Their fears are accentuated by the fact that climate change in the hills and the plains would affect people and environment in myriad ways, and existing studies are inadequate to guide possible ways to combat impact of extreme weather events like floods or drought.

It is believed that Assam cannot do without a comprehensive action plan, including mitigation strategies, as a major part of its population is engaged in rain-fed agriculture, and its biodiversity too would be seriously threatened by perturbations in the weather systems over a long period.

Speaking exclusively to The Assam Tribune, senior academic Prof Abani Kumar Bhagabati of Gauhati University, who has extensive experience in agricultural geography of Assam, revealed that a long-term perspective was needed to understand and then respond to the possible impact of climate change.

“There is a great need to comprehend the complexity of the issues... to realise the linkages at the local and regional level. Sound scientific understanding should be the basis to build an action plan,” he noted.

Referring to the projected rise in temperature if carbon emissions did not fall in the next decades, he said that the rising mercury would for sometime result in more water flow in the Himalayan streams feeding the Brahmaputra. As the glaciers retreated, the flow would fall and in such a situation agriculturists in the Brahmaputra valley could see a shortage of water. This problem would be more pronounced in the winter, when there are hardly any rains in the region.
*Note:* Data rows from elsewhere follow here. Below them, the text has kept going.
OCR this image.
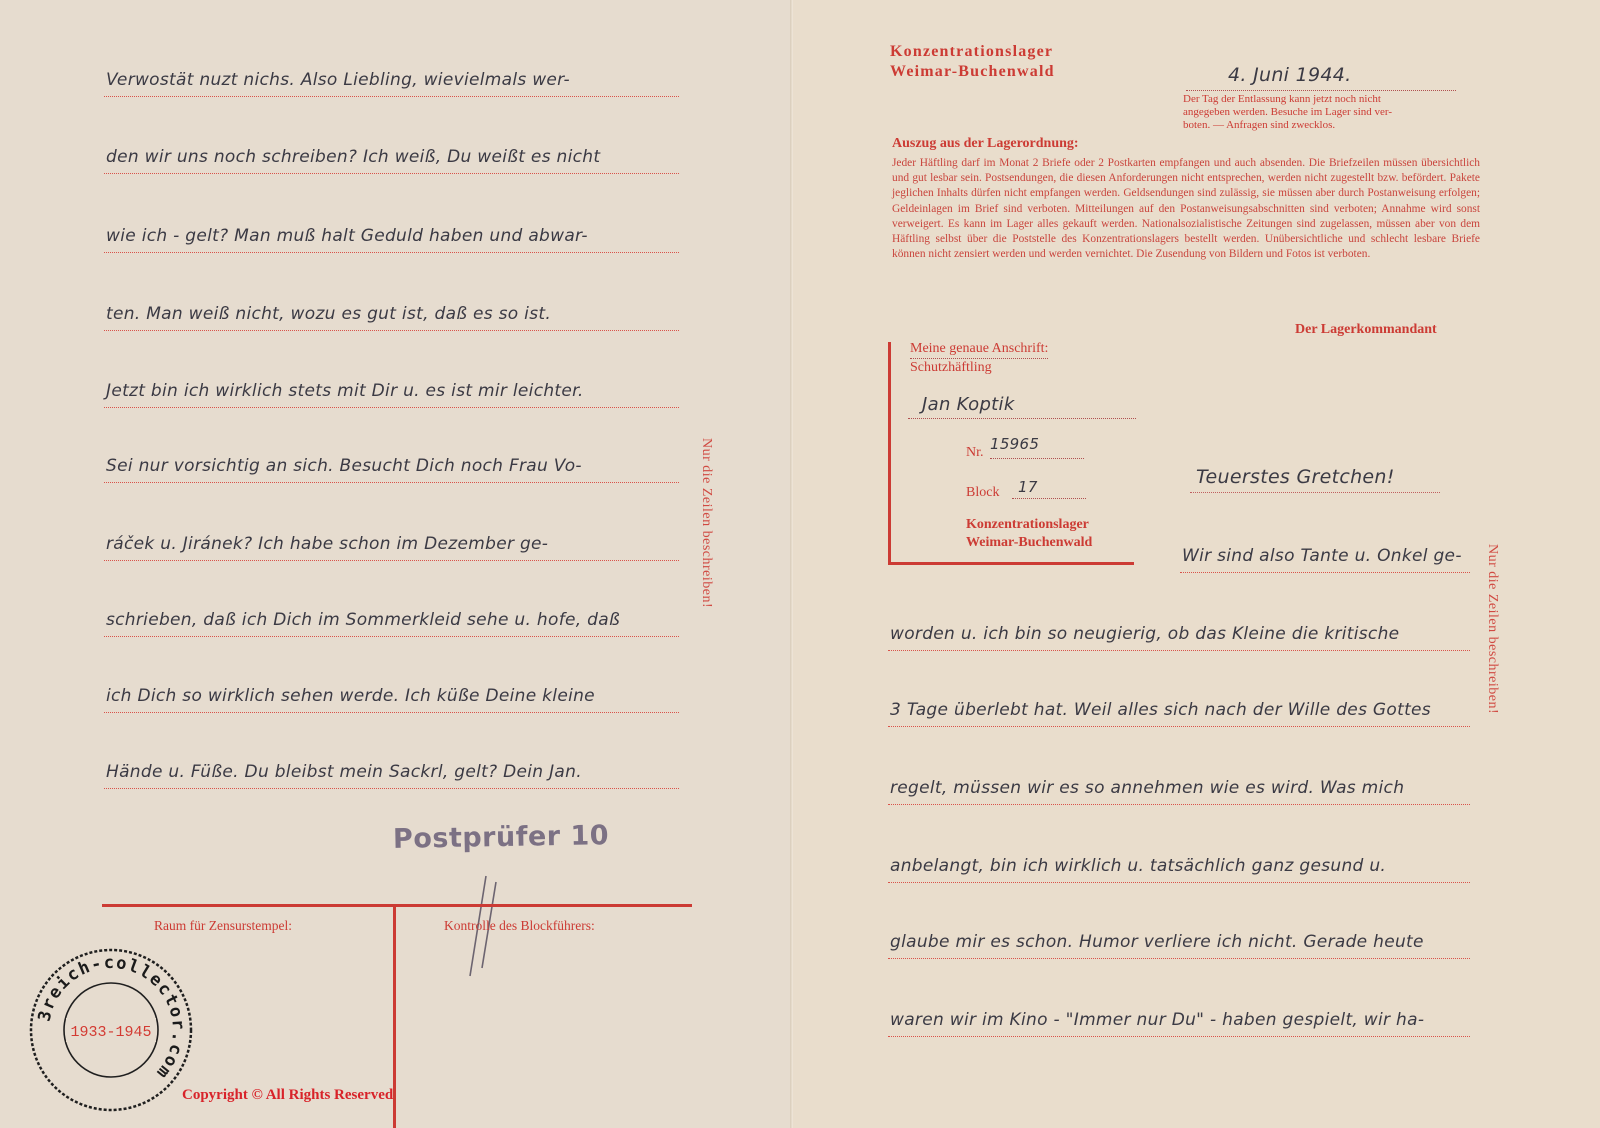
Verwostät nuzt nichs. Also Liebling, wievielmals wer-
den wir uns noch schreiben? Ich weiß, Du weißt es nicht
wie ich - gelt? Man muß halt Geduld haben und abwar-
ten. Man weiß nicht, wozu es gut ist, daß es so ist.
Jetzt bin ich wirklich stets mit Dir u. es ist mir leichter.
Sei nur vorsichtig an sich. Besucht Dich noch Frau Vo-
ráček u. Jiránek? Ich habe schon im Dezember ge-
schrieben, daß ich Dich im Sommerkleid sehe u. hofe, daß
ich Dich so wirklich sehen werde. Ich küße Deine kleine
Hände u. Füße. Du bleibst mein Sackrl, gelt? Dein Jan.
Nur die Zeilen beschreiben!
Postprüfer 10
Raum für Zensurstempel:	Kontrolle des Blockführers:
3reich-collector.com
1933-1945
Copyright © All Rights Reserved
Konzentrationslager
Weimar-Buchenwald	4. Juni 1944.
Der Tag der Entlassung kann jetzt noch nicht
angegeben werden. Besuche im Lager sind ver-
boten. — Anfragen sind zwecklos.
Auszug aus der Lagerordnung:
Jeder Häftling darf im Monat 2 Briefe oder 2 Postkarten empfangen und auch absenden. Die Briefzeilen müssen übersichtlich und gut lesbar sein. Postsendungen, die diesen Anforderungen nicht entsprechen, werden nicht zugestellt bzw. befördert. Pakete jeglichen Inhalts dürfen nicht empfangen werden. Geldsendungen sind zulässig, sie müssen aber durch Postanweisung erfolgen; Geldeinlagen im Brief sind verboten. Mitteilungen auf den Postanweisungsabschnitten sind verboten; Annahme wird sonst verweigert. Es kann im Lager alles gekauft werden. Nationalsozialistische Zeitungen sind zugelassen, müssen aber von dem Häftling selbst über die Poststelle des Konzentrationslagers bestellt werden. Unübersichtliche und schlecht lesbare Briefe können nicht zensiert werden und werden vernichtet. Die Zusendung von Bildern und Fotos ist verboten.
Der Lagerkommandant
Meine genaue Anschrift:
Schutzhäftling
Jan Koptik
Nr. 15965
Block 17
Konzentrationslager
Weimar-Buchenwald
Teuerstes Gretchen!
Wir sind also Tante u. Onkel ge-
worden u. ich bin so neugierig, ob das Kleine die kritische
3 Tage überlebt hat. Weil alles sich nach der Wille des Gottes
regelt, müssen wir es so annehmen wie es wird. Was mich
anbelangt, bin ich wirklich u. tatsächlich ganz gesund u.
glaube mir es schon. Humor verliere ich nicht. Gerade heute
waren wir im Kino - "Immer nur Du" - haben gespielt, wir ha-
Nur die Zeilen beschreiben!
He pointed out that climatic variations could hit the poor and marginal farmers the most as most of them work on small patches of land, which when affected will destroy their sole source of livelihood. The poor farmers are also among those with the least access to information about climate change.

Dr Bhagabati, who recently surveyed the Bhabar Terai region stretching across the northern boundary of the state, said that climate change could further harm the sensitive ecological zone. Already vast tracts of forests of the region have been degraded or destroyed leading to a situation that they no longer act as a barrier to slow down the flow of water to the Brahmaputra.
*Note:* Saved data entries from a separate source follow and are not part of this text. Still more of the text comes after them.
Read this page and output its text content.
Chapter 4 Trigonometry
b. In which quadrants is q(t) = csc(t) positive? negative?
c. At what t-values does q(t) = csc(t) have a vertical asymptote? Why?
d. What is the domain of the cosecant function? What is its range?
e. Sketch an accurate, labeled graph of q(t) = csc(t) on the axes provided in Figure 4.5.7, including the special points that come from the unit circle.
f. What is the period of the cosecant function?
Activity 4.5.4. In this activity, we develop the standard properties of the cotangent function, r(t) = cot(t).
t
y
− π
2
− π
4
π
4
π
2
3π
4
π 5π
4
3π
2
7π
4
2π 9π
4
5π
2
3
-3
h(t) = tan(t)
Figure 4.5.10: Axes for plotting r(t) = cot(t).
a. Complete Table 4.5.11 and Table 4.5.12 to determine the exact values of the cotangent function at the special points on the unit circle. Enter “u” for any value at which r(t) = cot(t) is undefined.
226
The senior academic informed that forestation in a large scale appeared to be the necessary response to reduce effects of climate change in Assam. Apart from lowering the carbon footprint, it could help stabilise the soil, which took thousands of years to build up.
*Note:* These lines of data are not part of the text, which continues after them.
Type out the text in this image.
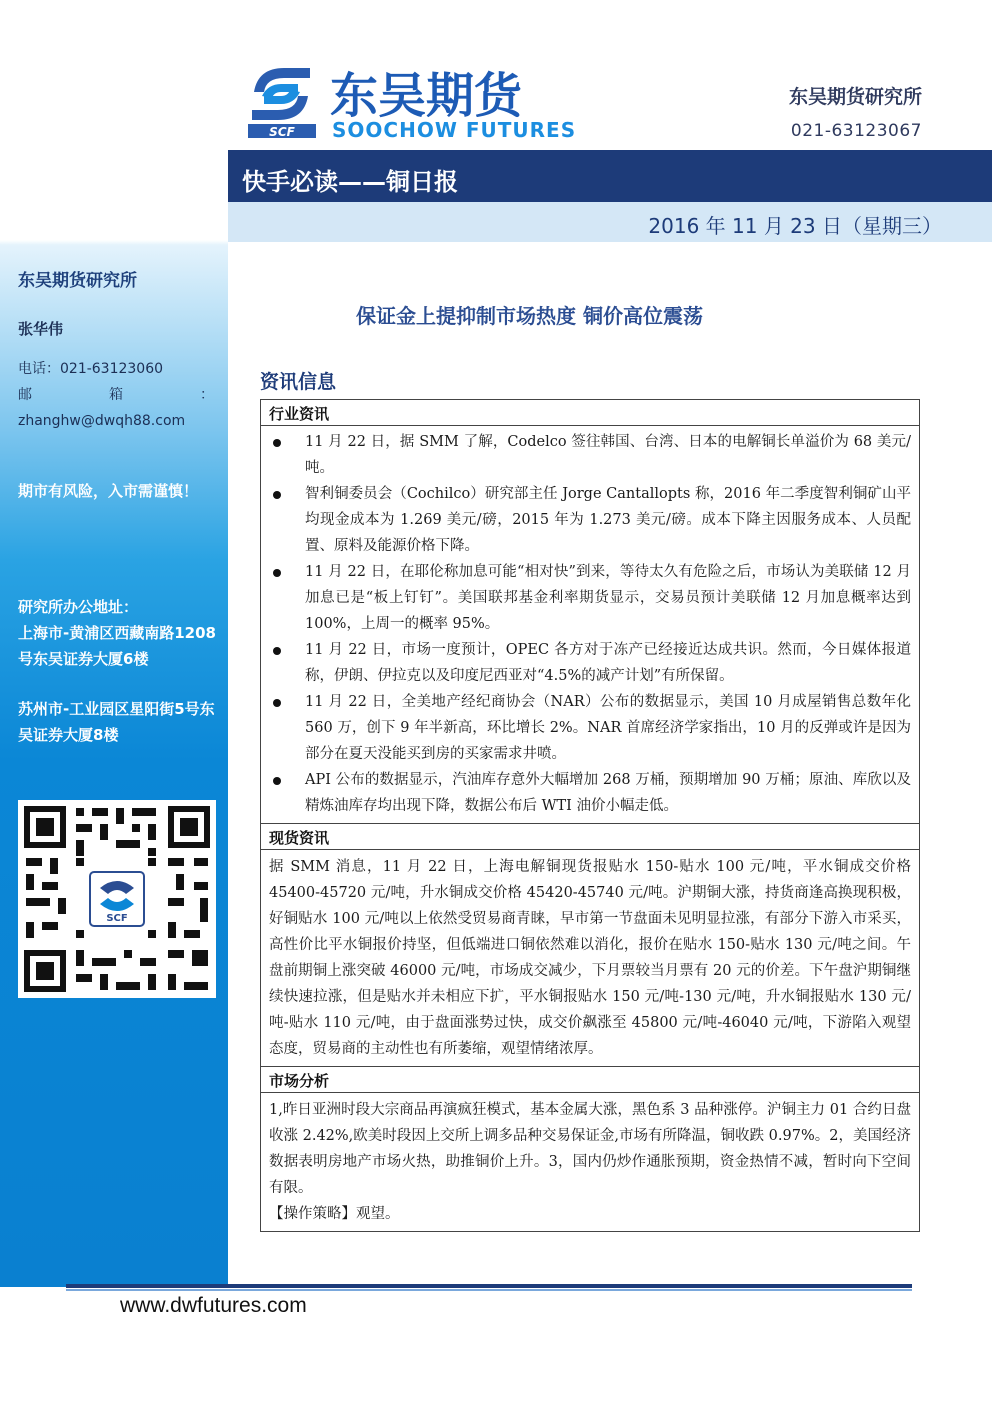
东吴期货研究所
张华伟
电话：021-63123060
邮	箱	：
zhanghw@dwqh88.com
期市有风险，入市需谨慎！

研究所办公地址：
上海市-黄浦区西藏南路1208号东吴证券大厦6楼

苏州市-工业园区星阳街5号东吴证券大厦8楼

SCF
SCF
东吴期货
SOOCHOW FUTURES
东吴期货研究所
021-63123067
快手必读——铜日报
2016 年 11 月 23 日（星期三）
保证金上提抑制市场热度 铜价高位震荡
资讯信息
行业资讯
11 月 22 日，据 SMM 了解，Codelco 签往韩国、台湾、日本的电解铜长单溢价为 68 美元/吨。
智利铜委员会（Cochilco）研究部主任 Jorge Cantallopts 称，2016 年二季度智利铜矿山平均现金成本为 1.269 美元/磅，2015 年为 1.273 美元/磅。成本下降主因服务成本、人员配置、原料及能源价格下降。
11 月 22 日，在耶伦称加息可能“相对快”到来，等待太久有危险之后，市场认为美联储 12 月加息已是“板上钉钉”。美国联邦基金利率期货显示，交易员预计美联储 12 月加息概率达到 100%，上周一的概率 95%。
11 月 22 日，市场一度预计，OPEC 各方对于冻产已经接近达成共识。然而，今日媒体报道称，伊朗、伊拉克以及印度尼西亚对“4.5%的减产计划”有所保留。
11 月 22 日，全美地产经纪商协会（NAR）公布的数据显示，美国 10 月成屋销售总数年化 560 万，创下 9 年半新高，环比增长 2%。NAR 首席经济学家指出，10 月的反弹或许是因为部分在夏天没能买到房的买家需求井喷。
API 公布的数据显示，汽油库存意外大幅增加 268 万桶，预期增加 90 万桶；原油、库欣以及精炼油库存均出现下降，数据公布后 WTI 油价小幅走低。
现货资讯

据 SMM 消息，11 月 22 日，上海电解铜现货报贴水 150-贴水 100 元/吨，平水铜成交价格 45400-45720 元/吨，升水铜成交价格 45420-45740 元/吨。沪期铜大涨，持货商逢高换现积极，好铜贴水 100 元/吨以上依然受贸易商青睐，早市第一节盘面未见明显拉涨，有部分下游入市采买，高性价比平水铜报价持坚，但低端进口铜依然难以消化，报价在贴水 150-贴水 130 元/吨之间。午盘前期铜上涨突破 46000 元/吨，市场成交减少，下月票较当月票有 20 元的价差。下午盘沪期铜继续快速拉涨，但是贴水并未相应下扩，平水铜报贴水 150 元/吨-130 元/吨，升水铜报贴水 130 元/吨-贴水 110 元/吨，由于盘面涨势过快，成交价飙涨至 45800 元/吨-46040 元/吨，下游陷入观望态度，贸易商的主动性也有所萎缩，观望情绪浓厚。

市场分析

1,昨日亚洲时段大宗商品再演疯狂模式，基本金属大涨，黑色系 3 品种涨停。沪铜主力 01 合约日盘收涨 2.42%,欧美时段因上交所上调多品种交易保证金,市场有所降温，铜收跌 0.97%。2，美国经济数据表明房地产市场火热，助推铜价上升。3，国内仍炒作通胀预期，资金热情不减，暂时向下空间有限。

【操作策略】观望。

www.dwfutures.com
During a recent tour of parts of Assam, Sundarlal Bahuguna, the noted environmentalist also expressed his anguish over deforestation in the sub-Himalayan region. Speaking to this correspondent he said that it would be suicidal for the people of the Northeast if the region continued to lose its forest cover at the present rate.

Bahuguna emphasised that forest loss must be compensated by planting more saplings not just for environmental reasons but to provide food, fodder and fibre to local communities with scarce livelihood opportunities.

According to Pijush Dutta of WWF-India, reports from the high altitude regions of Arunachal and Bhutan indicate that the weather in recent years has become more unpredictable. Further climatic changes taking place in the regions could create hazards as a number of streams emerge from there and reach the foothills where human settlements have proliferated. He underlined the need for more studies, which could pinpoint the vulnerable areas, where mitigation strategies could be implemented.